IBMシステム/38(S/38)の国内第1号ユーザーは丸紅だった。丸紅は1980年中に非鉄金属部門など5部門にS/38を導入した。同社の事務管理部長補佐(当時)は「システムの追加や保守は現場任せ。S/38は任せっきりの体制がとれる機械だ。頻繁なシステム変更にもS/38は対応しやすい。プログラム開発の生産性はメインフレームの3~4倍もあるからだ」と生産性の高さを話した。日本IBMは「大企業の部門マシンとして需要が伸びる」と期待した。

 ハイレベル・マシン・インターフェース、オブジェクト・オリエンテッド・マシン、ケーパビリティマシン、シングル・レベル・ストレージなど、新しいコンピュータ用語を伴ってS/38は登場した。それまでのメインフレーム世界から隔離された環境の中で開発された雰囲気を漂わせていた。このS/38が、将来のIBMの方向という観測もあった。それは、S/38が75年のバレンタインデーに開発中止となったFS(未来システム)の凝縮された残滓でもあったからだ。だがS/38は「メインフレームを決して凌駕することがないように」扱われてきた。S/38がAS/400、そしてiSeriesと名を変えても、「iの上にはz(メインフレーム)がある」と、役割と性能は厳格に踏襲されてきた。

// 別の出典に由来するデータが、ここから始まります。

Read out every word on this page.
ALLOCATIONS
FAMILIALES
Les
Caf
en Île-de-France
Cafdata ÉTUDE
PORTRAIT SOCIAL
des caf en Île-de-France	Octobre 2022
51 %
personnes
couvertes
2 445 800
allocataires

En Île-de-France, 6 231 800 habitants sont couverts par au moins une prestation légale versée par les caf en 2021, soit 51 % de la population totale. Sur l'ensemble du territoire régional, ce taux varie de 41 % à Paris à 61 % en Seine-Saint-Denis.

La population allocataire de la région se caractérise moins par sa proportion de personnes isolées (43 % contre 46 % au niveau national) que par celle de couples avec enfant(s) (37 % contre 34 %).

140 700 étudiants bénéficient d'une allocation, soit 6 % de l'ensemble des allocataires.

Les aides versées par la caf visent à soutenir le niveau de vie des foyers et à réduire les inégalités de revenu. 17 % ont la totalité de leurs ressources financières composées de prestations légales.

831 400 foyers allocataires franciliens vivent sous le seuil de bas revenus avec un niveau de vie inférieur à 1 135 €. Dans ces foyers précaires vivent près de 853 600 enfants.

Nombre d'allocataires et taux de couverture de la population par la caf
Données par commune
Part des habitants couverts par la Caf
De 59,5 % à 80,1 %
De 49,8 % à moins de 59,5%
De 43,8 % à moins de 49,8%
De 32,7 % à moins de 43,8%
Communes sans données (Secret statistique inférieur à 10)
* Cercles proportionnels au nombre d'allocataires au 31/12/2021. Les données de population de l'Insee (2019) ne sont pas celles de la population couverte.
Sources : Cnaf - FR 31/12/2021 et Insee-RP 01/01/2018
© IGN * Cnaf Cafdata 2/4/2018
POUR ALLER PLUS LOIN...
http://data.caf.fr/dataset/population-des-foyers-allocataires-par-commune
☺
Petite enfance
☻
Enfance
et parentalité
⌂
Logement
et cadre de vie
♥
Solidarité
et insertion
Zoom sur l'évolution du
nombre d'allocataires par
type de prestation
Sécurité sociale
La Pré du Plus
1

 このS/38系に光明が差してきた。日本IBMは5月10日、初代から数えて5回目のフルチェンジに際し、初めて性能のリミッターを取り外した。iSeriesは「eServer i5」と名称を変え、同時に「パフォーマンスは今後極限を追求していく」と宣言された。これは、i5が大企業向け基幹サーバーのzやpSeries(UNIXサーバー)を突き抜ける性能となっても構わないというメッセージである。日本IBM社内はもちろん、既に顧客向けにも「i5は将来的にIBM最強サーバーになる」と話し始めている。

 S/38系i5の新たなポジショニングは、早くも市場で効果を発揮し始めた。IBMメインフレーム4台を使う食品大手が、その4台をi5に「レガシーマイグレーション」することを内定した。消息筋によれば、食品大手はそうすることによって、現在日本IBMやメインフレーム用ミドルウエア会社に支払っているハードやソフトの年間予算17億円が3分の1以下に圧縮、というTCO(所有総コスト)の大幅な削減となる。

 おそらくIBM国内メインフレームユーザーで、S/38系i5にダウンサイジングする初の大規模例となる。「今後、IBMメインフレームからi5へ移るユーザーも増加するはずだ。IBMはメインフレームを他社サーバーに取られるよりは、収益が減ってもi5に移すほうが得策と判断した」と前出の消息筋は見る。

 S/38から継承するi5の低価格とスループットの速さは、そのアーキテクチャによる。メインフレームを含めたサーバーはOSの下にDB/DCやWebソフト、管理ソフトなど、いくつものミドルウエアがあり、ユーザープログラムはそれらを1つひとつ経由していかねばならない宿命を持つ。これに対しS/38系では、OSとミドルウエアを統合した作りになっており、オーバーヘッドが少なく、結果的にスループットが速い。加えてほとんどのミドルウエアがOSに統合されているから別料金がほとんど発生しないのだ。

 今メーカー各社は、システムを難しくしている元凶とされているソフトウエアのスタック(階層)の複雑さを改善するコンセプトを続々発表している。垂直統合への回帰現象とも見えるが、S/38系は初めからソフトのスタックを気にしなくてよい構造になっている。四半世紀前のアーキテクチャの斬新さは今でも輝きを失ってはいない。さらに今回、i5はIBMサーバーの中で最も多くのOSが走るようになった。LinuxやWindowsはもちろん、pSeriesのAIXも走る。つまりIBMサーバーの統合に最も向くのがi5だ。もちろん他社機も狙う。

 「i」は統合の意味。それを日本IBMはなぜか「愛(i)」と言い始めた。コスト削減効果が高く、使い方もやさしいからなのか? だが「自分(i)が先(iBM)」の企業に愛は期待できそうもない。ここは用心も必要だ。